Q: Show that if $p$ is an odd prime, then $2p$ divides $(2^{2p-1}-2)$.
Here is how I approached the problem. Let $m=2p$. Then, $$2^{m-1}-2\pmod m$$ By Fermat's Little Theorem, $$2^{m-1}-2\equiv 1-2\equiv -1\pmod m$$
For $m$ to divide $(2^{2p-1}-2)$ I would expect the congruence to be $0$. From which I would conclude that $2p$ does not divide $(2^{2p-1}-2)$. What am I doing wrong?
As mentioned in the comment, Fermat's little only applies to primes.

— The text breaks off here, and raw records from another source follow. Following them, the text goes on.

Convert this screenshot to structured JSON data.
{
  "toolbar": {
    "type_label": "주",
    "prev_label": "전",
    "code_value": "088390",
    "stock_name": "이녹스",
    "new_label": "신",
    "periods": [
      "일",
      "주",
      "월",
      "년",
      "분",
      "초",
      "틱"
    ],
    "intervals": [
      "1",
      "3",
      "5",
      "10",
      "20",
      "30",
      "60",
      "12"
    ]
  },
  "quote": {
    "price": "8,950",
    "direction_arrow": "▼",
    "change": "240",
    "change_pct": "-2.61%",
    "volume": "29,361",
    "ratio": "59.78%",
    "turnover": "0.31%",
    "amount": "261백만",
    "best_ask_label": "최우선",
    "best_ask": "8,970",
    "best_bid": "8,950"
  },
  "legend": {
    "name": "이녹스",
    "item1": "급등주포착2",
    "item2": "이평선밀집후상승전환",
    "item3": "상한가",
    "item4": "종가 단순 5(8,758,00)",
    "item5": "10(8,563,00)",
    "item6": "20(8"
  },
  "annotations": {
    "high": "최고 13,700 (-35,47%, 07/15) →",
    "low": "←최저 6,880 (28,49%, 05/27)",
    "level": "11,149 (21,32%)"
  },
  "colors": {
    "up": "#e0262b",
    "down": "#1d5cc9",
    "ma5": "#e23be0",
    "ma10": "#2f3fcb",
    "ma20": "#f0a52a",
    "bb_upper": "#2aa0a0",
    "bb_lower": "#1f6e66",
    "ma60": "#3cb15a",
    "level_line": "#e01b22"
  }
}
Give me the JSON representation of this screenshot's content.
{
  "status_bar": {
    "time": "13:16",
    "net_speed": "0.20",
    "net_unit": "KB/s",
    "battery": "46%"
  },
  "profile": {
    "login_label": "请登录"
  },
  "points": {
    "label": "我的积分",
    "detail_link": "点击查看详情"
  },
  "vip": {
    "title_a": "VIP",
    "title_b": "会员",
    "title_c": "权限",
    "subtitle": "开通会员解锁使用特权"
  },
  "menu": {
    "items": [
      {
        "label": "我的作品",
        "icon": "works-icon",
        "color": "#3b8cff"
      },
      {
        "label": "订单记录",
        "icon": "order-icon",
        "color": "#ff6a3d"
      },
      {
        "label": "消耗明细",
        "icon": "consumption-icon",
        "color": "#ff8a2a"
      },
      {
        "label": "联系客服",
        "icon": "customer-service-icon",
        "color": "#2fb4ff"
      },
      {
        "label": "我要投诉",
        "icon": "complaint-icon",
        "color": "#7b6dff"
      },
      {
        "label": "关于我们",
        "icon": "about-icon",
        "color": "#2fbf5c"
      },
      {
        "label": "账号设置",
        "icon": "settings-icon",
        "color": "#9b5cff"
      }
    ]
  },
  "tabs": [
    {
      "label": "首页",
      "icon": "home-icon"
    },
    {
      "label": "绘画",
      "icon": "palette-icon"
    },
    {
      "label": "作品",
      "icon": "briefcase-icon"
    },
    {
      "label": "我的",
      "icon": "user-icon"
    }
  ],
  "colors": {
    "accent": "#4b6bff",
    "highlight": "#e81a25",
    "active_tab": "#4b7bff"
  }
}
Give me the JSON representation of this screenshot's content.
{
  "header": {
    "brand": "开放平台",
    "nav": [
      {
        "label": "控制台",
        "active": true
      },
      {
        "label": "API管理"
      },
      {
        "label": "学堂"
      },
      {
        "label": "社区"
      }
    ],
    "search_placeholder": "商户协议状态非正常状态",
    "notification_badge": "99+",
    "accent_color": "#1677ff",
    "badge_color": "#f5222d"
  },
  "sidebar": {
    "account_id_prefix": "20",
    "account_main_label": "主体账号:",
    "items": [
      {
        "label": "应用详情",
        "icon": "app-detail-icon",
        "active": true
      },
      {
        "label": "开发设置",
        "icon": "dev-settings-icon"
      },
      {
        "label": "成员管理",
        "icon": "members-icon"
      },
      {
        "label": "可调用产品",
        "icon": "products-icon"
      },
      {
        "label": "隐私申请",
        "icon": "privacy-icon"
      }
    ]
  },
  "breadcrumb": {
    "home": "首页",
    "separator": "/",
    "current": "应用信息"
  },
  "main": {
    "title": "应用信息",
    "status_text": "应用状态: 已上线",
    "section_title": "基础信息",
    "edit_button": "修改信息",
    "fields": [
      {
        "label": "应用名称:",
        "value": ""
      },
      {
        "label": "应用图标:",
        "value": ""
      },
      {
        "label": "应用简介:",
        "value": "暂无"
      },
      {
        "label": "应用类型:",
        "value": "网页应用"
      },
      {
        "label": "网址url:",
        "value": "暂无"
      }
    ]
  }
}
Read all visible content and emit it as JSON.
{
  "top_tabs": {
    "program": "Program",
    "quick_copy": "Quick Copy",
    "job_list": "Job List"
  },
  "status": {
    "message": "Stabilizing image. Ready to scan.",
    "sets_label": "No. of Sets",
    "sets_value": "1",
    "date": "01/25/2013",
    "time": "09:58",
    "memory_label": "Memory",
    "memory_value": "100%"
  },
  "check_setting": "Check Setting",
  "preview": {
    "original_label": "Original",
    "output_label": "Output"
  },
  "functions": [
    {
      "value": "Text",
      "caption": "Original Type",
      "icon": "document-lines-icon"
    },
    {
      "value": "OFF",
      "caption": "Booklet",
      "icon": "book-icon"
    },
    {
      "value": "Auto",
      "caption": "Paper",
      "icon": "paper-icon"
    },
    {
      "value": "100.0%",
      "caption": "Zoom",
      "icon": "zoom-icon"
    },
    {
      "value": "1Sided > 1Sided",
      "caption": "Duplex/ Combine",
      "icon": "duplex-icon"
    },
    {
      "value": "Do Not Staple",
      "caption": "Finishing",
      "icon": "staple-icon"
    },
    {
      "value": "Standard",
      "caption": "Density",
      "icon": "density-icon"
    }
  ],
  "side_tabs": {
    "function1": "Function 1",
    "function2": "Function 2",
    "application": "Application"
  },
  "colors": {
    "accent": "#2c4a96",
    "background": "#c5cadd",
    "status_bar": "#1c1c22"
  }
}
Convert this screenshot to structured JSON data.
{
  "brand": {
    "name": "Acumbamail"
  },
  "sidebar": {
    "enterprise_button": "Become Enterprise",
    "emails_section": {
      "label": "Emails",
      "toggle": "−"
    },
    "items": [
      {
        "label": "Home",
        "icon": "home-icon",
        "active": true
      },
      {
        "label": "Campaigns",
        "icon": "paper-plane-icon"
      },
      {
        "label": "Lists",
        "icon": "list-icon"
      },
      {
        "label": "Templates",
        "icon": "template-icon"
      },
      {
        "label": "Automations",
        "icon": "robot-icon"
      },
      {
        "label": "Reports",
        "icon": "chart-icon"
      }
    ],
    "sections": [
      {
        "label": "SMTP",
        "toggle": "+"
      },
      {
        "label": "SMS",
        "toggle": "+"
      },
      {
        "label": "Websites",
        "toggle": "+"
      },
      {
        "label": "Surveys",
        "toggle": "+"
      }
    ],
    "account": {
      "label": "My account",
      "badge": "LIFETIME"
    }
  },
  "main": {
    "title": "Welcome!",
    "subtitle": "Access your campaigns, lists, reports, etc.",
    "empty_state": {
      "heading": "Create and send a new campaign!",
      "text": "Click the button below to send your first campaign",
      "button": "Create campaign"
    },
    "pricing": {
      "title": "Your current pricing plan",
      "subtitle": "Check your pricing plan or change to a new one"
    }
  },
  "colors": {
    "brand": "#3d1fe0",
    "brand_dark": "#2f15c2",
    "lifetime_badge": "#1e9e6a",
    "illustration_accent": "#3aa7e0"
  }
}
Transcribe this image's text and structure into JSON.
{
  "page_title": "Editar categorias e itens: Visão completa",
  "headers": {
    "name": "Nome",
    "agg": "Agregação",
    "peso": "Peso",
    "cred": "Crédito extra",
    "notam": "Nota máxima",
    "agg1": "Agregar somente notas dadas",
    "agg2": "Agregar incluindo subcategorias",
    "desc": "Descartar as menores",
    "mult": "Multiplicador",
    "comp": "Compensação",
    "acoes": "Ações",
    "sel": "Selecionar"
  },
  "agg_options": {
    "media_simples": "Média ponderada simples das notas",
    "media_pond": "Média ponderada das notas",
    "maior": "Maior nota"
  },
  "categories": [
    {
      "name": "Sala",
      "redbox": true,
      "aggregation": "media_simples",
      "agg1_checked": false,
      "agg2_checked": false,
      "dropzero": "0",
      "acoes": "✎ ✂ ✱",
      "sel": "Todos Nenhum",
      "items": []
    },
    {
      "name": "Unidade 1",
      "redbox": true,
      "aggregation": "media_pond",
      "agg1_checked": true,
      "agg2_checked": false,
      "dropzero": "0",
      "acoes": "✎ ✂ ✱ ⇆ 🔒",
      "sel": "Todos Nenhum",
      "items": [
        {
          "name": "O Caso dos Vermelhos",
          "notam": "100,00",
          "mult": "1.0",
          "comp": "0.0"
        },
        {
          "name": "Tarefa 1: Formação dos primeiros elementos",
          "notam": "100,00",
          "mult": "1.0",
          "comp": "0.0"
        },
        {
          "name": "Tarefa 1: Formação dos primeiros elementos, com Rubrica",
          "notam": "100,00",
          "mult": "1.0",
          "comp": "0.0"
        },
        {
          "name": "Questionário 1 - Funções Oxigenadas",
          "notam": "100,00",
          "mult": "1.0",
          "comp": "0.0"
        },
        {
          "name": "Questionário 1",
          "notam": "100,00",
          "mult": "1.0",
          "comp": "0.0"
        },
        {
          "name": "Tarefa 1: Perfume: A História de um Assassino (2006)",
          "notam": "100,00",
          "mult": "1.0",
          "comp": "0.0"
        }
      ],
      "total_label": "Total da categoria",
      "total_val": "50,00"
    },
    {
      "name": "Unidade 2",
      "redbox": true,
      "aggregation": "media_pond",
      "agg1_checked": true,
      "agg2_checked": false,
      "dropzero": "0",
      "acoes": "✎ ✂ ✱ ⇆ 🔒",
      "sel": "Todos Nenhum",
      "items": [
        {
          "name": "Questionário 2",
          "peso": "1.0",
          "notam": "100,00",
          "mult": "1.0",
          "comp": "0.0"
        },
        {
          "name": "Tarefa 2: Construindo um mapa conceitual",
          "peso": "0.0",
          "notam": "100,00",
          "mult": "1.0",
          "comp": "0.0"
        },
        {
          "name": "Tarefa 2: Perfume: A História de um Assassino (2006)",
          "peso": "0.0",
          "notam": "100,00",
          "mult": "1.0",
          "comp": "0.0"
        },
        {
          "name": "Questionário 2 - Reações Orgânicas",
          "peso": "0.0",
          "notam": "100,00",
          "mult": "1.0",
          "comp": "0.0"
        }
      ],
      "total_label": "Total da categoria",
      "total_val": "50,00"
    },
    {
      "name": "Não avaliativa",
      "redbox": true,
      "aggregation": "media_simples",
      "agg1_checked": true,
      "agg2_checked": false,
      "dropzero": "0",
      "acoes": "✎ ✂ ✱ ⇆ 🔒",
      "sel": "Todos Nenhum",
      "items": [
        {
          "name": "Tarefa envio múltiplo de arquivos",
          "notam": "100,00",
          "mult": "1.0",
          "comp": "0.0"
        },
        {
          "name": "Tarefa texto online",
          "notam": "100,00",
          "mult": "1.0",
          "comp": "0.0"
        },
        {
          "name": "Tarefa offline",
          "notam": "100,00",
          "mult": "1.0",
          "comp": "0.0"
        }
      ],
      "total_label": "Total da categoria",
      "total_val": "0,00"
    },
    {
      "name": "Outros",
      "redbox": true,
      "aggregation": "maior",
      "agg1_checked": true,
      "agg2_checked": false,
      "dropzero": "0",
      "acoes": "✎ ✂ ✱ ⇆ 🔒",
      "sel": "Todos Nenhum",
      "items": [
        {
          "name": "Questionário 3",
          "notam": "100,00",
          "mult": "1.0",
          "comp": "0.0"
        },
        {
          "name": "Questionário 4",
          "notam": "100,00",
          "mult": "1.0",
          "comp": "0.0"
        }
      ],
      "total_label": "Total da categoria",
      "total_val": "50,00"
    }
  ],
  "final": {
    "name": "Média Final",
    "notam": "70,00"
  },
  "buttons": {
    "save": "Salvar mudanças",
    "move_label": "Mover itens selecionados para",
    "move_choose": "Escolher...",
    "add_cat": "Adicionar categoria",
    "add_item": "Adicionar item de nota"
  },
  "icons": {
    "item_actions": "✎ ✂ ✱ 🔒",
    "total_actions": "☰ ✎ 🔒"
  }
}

Since $p$ and $2$ are coprime, it suffices to show $2\mid 2^{2p-1}-2$ (which is obvious as both of $2^{2p-1}$ and $2$ are even), and $p\mid 2^{2p-1}-2$, for which we may apply Fermat's little:
$$2^{p-1}\equiv 1\Rightarrow 2^{2p-1}=2^{2(p-1)+1}\equiv (2^{p-1})^2\cdot 2\equiv 2$$
What you are doing wrong is applying Fermat’s Little Theorem to $m=2p$, which is not prime. For composites, you should use Euler’s theorem.